Sunday, April 24, 2016
Due to a recent issue that we have encountered, I have thought quite a bit about the words "special treatment" and if they apply to our situation. I've never thought of myself as a "helicopter mom" or a mom who would ask anyone to go out of their way/break the rules for my child. But - with each experience we encounter in our lives, our outlook on things can change. I am one who follows the rules - always. Ask my husband, he'll say the same. If I see a sign that says don't do something, I don't do it. I am afraid of consequences. When I try to call and clear up a situation and they tell me "No", I hang up and try to let it go. But in this recent situation - their rules were just not right. So I had to bring in my husband to help clear it up.
Situation - For April school vacation we signed her up for an extra special experience, a daily M-F zoo camp. We usually don't like to commit to anything because there is always that possibility she get sick, but she's off treatment and had been doing so well. It wasn't cheap but we made it work. She was SO excited. The Thursday before school vacation I got a call from the school nurse who said she wasn't feeling well and had a low grade 100 degree fever. I picked her up at lunch time and took her home to rest. By the next day (Friday) her temp was up to 103.8 and she had vomiting as well. We took her to her Pediatrician and she had a viral infection, we were sent home to rest and encourage fluids. The high temp stayed through Sunday and a cough came as well. By Sunday night she hadn't used the bathroom at all and her cough was really bad. I decided it was time to go to the ER to get her checked out. I figured we would go in, get some fluids and go home. She could still feel better the next day for zoo camp. When we got to the ER they did a chest x-ray to rule out Pneumonia, but it confirmed Pneumonia. Her oxygen saturations were hovering around 90% (dipping as low as 84) and they did not feel comfortable with us leaving. We stayed for two nights and she received many doses on antibiotics and fluids. On Tuesday zoo camp called to see why she hadn't been there, I told them the situation (tearing up when I told them how excited she had been). I asked if we could possibly switch the week for a week in the summer so she could still experience it. I was told they had strict rules but she would run it by the director. I got a phone call back about 20 minutes later and she said sorry, they weren't able to refund the money or switch the week. I was very upset and rules are rules I guess. I then called my husband and explained what had happened (he was at home with our other two children), he was NOT happy with the answer. He called back and left several messages. He finally reached the director who, at first, was not much help. She insisted they cannot bend the rules, even for these circumstances. Not until he mentioned what the news would think about this did she change her attitude. In the end, we did get the week switched to a week in the summer - but it was only because they didn't want us to reach out to the news or put any attention on them, not because they had a change of heart.
Our situation with our child is unique. We have a child who has faced death, before even knowing what it was. She has made friends at her cancer clinic and then lost them due to the horrible disease. She has had years of her innocent childhood stolen from her. Those years were so important to her development, socially and emotionally she is not where she should be. She never got to experience the first day of Kindergarten or her first Father/Daughter dance (which she cried for days about). After all that we have gone through as a family, we realized that every day is important because the next day could change everything.

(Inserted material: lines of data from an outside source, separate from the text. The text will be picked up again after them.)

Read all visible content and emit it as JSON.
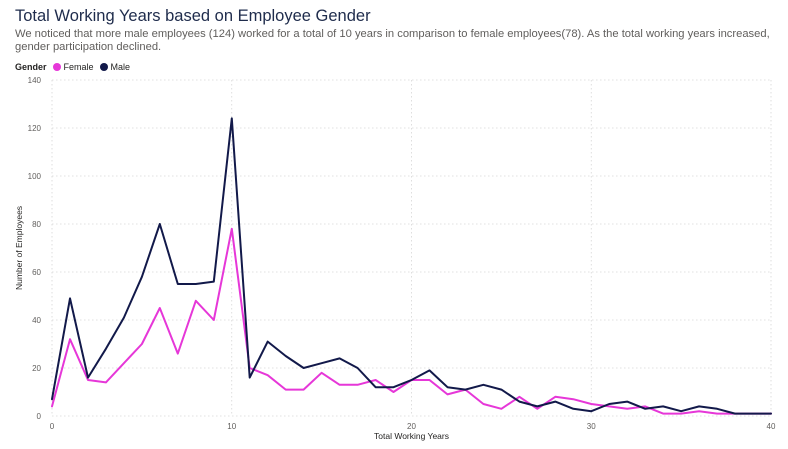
{
  "header": {
    "title": "Total Working Years based on Employee Gender",
    "subtitle": "We noticed that more male employees (124) worked for a total of 10 years in comparison to female employees(78). As the total working years increased, gender participation declined."
  },
  "legend": {
    "title": "Gender",
    "items": [
      {
        "label": "Female",
        "color": "#e637d8"
      },
      {
        "label": "Male",
        "color": "#12194a"
      }
    ]
  },
  "chart_data": {
    "type": "line",
    "title": "Total Working Years based on Employee Gender",
    "xlabel": "Total Working Years",
    "ylabel": "Number of Employees",
    "xlim": [
      0,
      40
    ],
    "ylim": [
      0,
      140
    ],
    "xticks": [
      0,
      10,
      20,
      30,
      40
    ],
    "yticks": [
      0,
      20,
      40,
      60,
      80,
      100,
      120,
      140
    ],
    "grid": true,
    "legend_position": "top-left",
    "x": [
      0,
      1,
      2,
      3,
      4,
      5,
      6,
      7,
      8,
      9,
      10,
      11,
      12,
      13,
      14,
      15,
      16,
      17,
      18,
      19,
      20,
      21,
      22,
      23,
      24,
      25,
      26,
      27,
      28,
      29,
      30,
      31,
      32,
      33,
      34,
      35,
      36,
      37,
      38,
      39,
      40
    ],
    "series": [
      {
        "name": "Female",
        "color": "#e637d8",
        "values": [
          4,
          32,
          15,
          14,
          22,
          30,
          45,
          26,
          48,
          40,
          78,
          20,
          17,
          11,
          11,
          18,
          13,
          13,
          15,
          10,
          15,
          15,
          9,
          11,
          5,
          3,
          8,
          3,
          8,
          7,
          5,
          4,
          3,
          4,
          1,
          1,
          2,
          1,
          1,
          1,
          1
        ]
      },
      {
        "name": "Male",
        "color": "#12194a",
        "values": [
          7,
          49,
          16,
          28,
          41,
          58,
          80,
          55,
          55,
          56,
          124,
          16,
          31,
          25,
          20,
          22,
          24,
          20,
          12,
          12,
          15,
          19,
          12,
          11,
          13,
          11,
          6,
          4,
          6,
          3,
          2,
          5,
          6,
          3,
          4,
          2,
          4,
          3,
          1,
          1,
          1
        ]
      }
    ]
  }
}
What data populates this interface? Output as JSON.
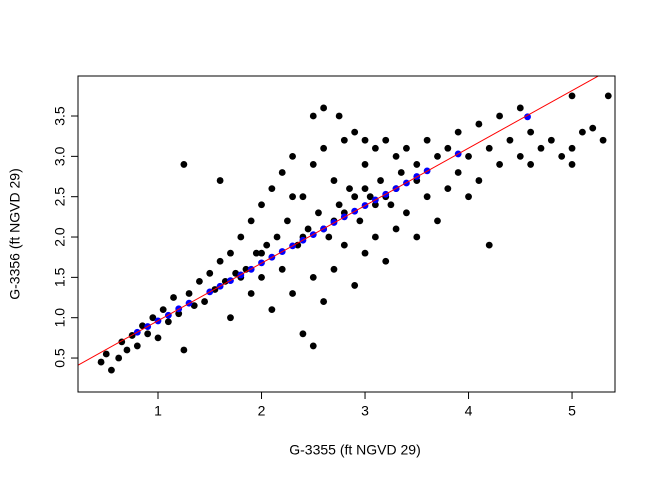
{
  "chart_data": {
    "type": "scatter",
    "x_label": "G-3355 (ft NGVD 29)",
    "y_label": "G-3356 (ft NGVD 29)",
    "xlim": [
      0.227,
      5.415
    ],
    "ylim": [
      0.079,
      3.996
    ],
    "xticks": [
      1,
      2,
      3,
      4,
      5
    ],
    "yticks": [
      0.5,
      {
        "value": 1,
        "label": "1.0"
      },
      1.5,
      {
        "value": 2,
        "label": "2.0"
      },
      2.5,
      {
        "value": 3,
        "label": "3.0"
      },
      3.5
    ],
    "grid": false,
    "series": [
      {
        "color": "#000000",
        "x": [
          0.45,
          0.5,
          0.55,
          0.62,
          0.65,
          0.7,
          0.75,
          0.8,
          0.85,
          0.9,
          0.95,
          1.0,
          1.05,
          1.1,
          1.15,
          1.2,
          1.25,
          1.25,
          1.3,
          1.35,
          1.4,
          1.45,
          1.5,
          1.55,
          1.6,
          1.6,
          1.65,
          1.7,
          1.7,
          1.75,
          1.8,
          1.85,
          1.9,
          1.9,
          1.95,
          2.0,
          2.0,
          2.05,
          2.1,
          2.1,
          2.15,
          2.2,
          2.2,
          2.25,
          2.3,
          2.3,
          2.35,
          2.4,
          2.4,
          2.45,
          2.5,
          2.5,
          2.55,
          2.6,
          2.6,
          2.65,
          2.7,
          2.7,
          2.75,
          2.8,
          2.8,
          2.85,
          2.9,
          2.9,
          2.95,
          3.0,
          3.0,
          3.05,
          3.1,
          3.1,
          3.15,
          3.2,
          3.2,
          3.25,
          3.3,
          3.3,
          3.35,
          3.4,
          3.4,
          3.5,
          3.5,
          3.6,
          3.6,
          3.7,
          3.7,
          3.8,
          3.8,
          3.9,
          3.9,
          4.0,
          4.0,
          4.1,
          4.1,
          4.2,
          4.2,
          4.3,
          4.3,
          4.4,
          4.5,
          4.5,
          4.6,
          4.7,
          4.8,
          4.9,
          5.0,
          5.0,
          5.1,
          5.2,
          5.3,
          5.35,
          5.0,
          4.6,
          2.5,
          2.6,
          2.75,
          2.5,
          3.0,
          2.3,
          2.0,
          1.8,
          3.2,
          3.5,
          2.8,
          2.6,
          2.4,
          2.9,
          3.3,
          3.1,
          3.0,
          2.7
        ],
        "y": [
          0.45,
          0.55,
          0.35,
          0.5,
          0.7,
          0.6,
          0.78,
          0.65,
          0.9,
          0.8,
          1.0,
          0.75,
          1.1,
          0.95,
          1.25,
          1.05,
          0.6,
          2.9,
          1.3,
          1.15,
          1.45,
          1.2,
          1.55,
          1.35,
          1.7,
          2.7,
          1.45,
          1.8,
          1.0,
          1.55,
          2.0,
          1.6,
          2.2,
          1.3,
          1.8,
          2.4,
          1.5,
          1.9,
          2.6,
          1.1,
          2.0,
          2.8,
          1.6,
          2.2,
          3.0,
          1.3,
          1.9,
          2.5,
          0.8,
          2.1,
          2.9,
          1.5,
          2.3,
          3.1,
          1.2,
          2.0,
          2.7,
          1.6,
          2.4,
          3.2,
          1.9,
          2.6,
          3.3,
          1.4,
          2.2,
          2.9,
          1.8,
          2.5,
          3.1,
          2.0,
          2.7,
          3.2,
          1.7,
          2.4,
          3.0,
          2.1,
          2.8,
          3.1,
          2.3,
          2.9,
          2.0,
          3.2,
          2.5,
          3.0,
          2.2,
          3.1,
          2.6,
          3.3,
          2.8,
          3.0,
          2.5,
          3.4,
          2.7,
          3.1,
          1.9,
          3.5,
          2.9,
          3.2,
          3.0,
          3.6,
          3.3,
          3.1,
          3.2,
          3.0,
          3.1,
          3.75,
          3.3,
          3.35,
          3.2,
          3.75,
          2.9,
          2.9,
          0.65,
          3.6,
          3.5,
          3.5,
          3.2,
          2.5,
          1.8,
          1.5,
          2.5,
          2.7,
          2.3,
          2.1,
          2.0,
          2.5,
          2.6,
          2.4,
          2.6,
          2.2
        ]
      },
      {
        "color": "#0000ff",
        "x": [
          0.8,
          0.9,
          1.0,
          1.1,
          1.2,
          1.3,
          1.5,
          1.6,
          1.7,
          1.8,
          1.9,
          2.0,
          2.1,
          2.2,
          2.3,
          2.4,
          2.5,
          2.6,
          2.7,
          2.8,
          2.9,
          3.0,
          3.1,
          3.2,
          3.3,
          3.4,
          3.5,
          3.6,
          3.9,
          4.57
        ],
        "y": [
          0.82,
          0.89,
          0.96,
          1.03,
          1.11,
          1.18,
          1.32,
          1.39,
          1.46,
          1.53,
          1.6,
          1.68,
          1.75,
          1.82,
          1.89,
          1.96,
          2.03,
          2.1,
          2.18,
          2.25,
          2.32,
          2.39,
          2.46,
          2.53,
          2.6,
          2.67,
          2.75,
          2.82,
          3.03,
          3.49
        ]
      }
    ],
    "abline": {
      "intercept": 0.25,
      "slope": 0.713,
      "color": "#ff0000"
    }
  }
}
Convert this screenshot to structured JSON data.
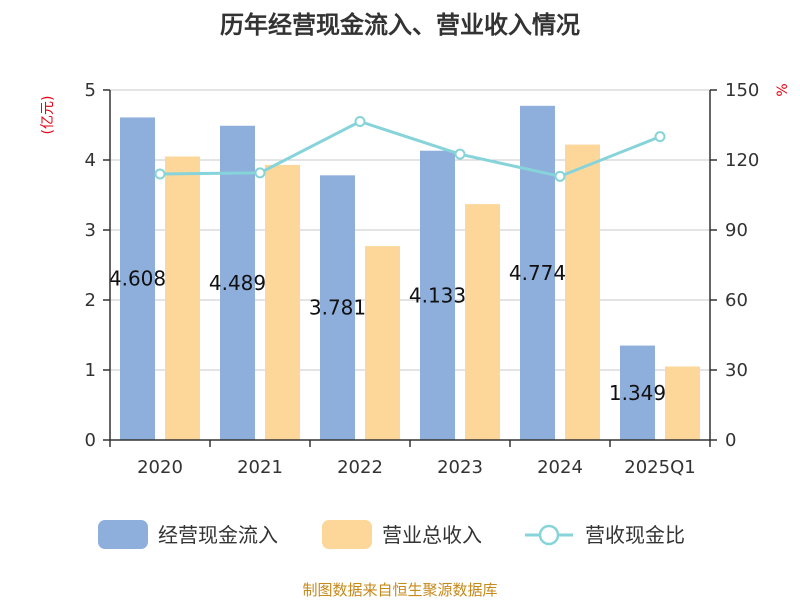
{
  "chart_data": {
    "type": "bar",
    "title": "历年经营现金流入、营业收入情况",
    "categories": [
      "2020",
      "2021",
      "2022",
      "2023",
      "2024",
      "2025Q1"
    ],
    "y_left": {
      "unit": "(亿元)",
      "range": [
        0,
        5
      ],
      "ticks": [
        "0",
        "1",
        "2",
        "3",
        "4",
        "5"
      ]
    },
    "y_right": {
      "unit": "%",
      "range": [
        0,
        150
      ],
      "ticks": [
        "0",
        "30",
        "60",
        "90",
        "120",
        "150"
      ]
    },
    "grid": true,
    "legend_position": "bottom",
    "series": [
      {
        "name": "经营现金流入",
        "kind": "bar",
        "axis": "left",
        "color": "#8eaedb",
        "values": [
          4.608,
          4.489,
          3.781,
          4.133,
          4.774,
          1.349
        ],
        "labels": [
          "4.608",
          "4.489",
          "3.781",
          "4.133",
          "4.774",
          "1.349"
        ]
      },
      {
        "name": "营业总收入",
        "kind": "bar",
        "axis": "left",
        "color": "#fdd79a",
        "values": [
          4.05,
          3.93,
          2.77,
          3.37,
          4.22,
          1.05
        ]
      },
      {
        "name": "营收现金比",
        "kind": "line",
        "axis": "right",
        "color": "#86d4d9",
        "values": [
          114,
          114.5,
          136.5,
          122.5,
          113,
          130
        ]
      }
    ]
  },
  "footer": {
    "source": "制图数据来自恒生聚源数据库"
  }
}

I'll just say it - children who have fought or are fighting cancer should get special treatment. Everything possible should be done to ensure that they are experiencing life and making memories. As much as we wanted her to live a normal life, it's just not possible. She has been through too many traumatizing events. Even though she is no longer sick and her hair is growing back, the pain of all that has happened stays. Tomorrow we could hear the word "relapse" and that is why today is so important. 15-20% of children who have been treated for A.L.L. will relapse, that's a big number! I don't want to live everyday scared of her relapsing, but it is a possibility. That's why it is crucial she get to experience everything possible. There's a thing called "pulling the cancer card". When she was in the midst of treatment she was completely bald - you could tell she had cancer. We never really had to ask for special treatment, people would just do it because they felt bad. Once they start to look more "normal" no one has any idea what they've gone through. So sometimes you try to "pull the cancer card" so that way she can experience something extra special. I'm officially not ashamed to say that on rare occasions, we do it. And if it gets her to give us an extra big smile, then it was TOTALLY worth it.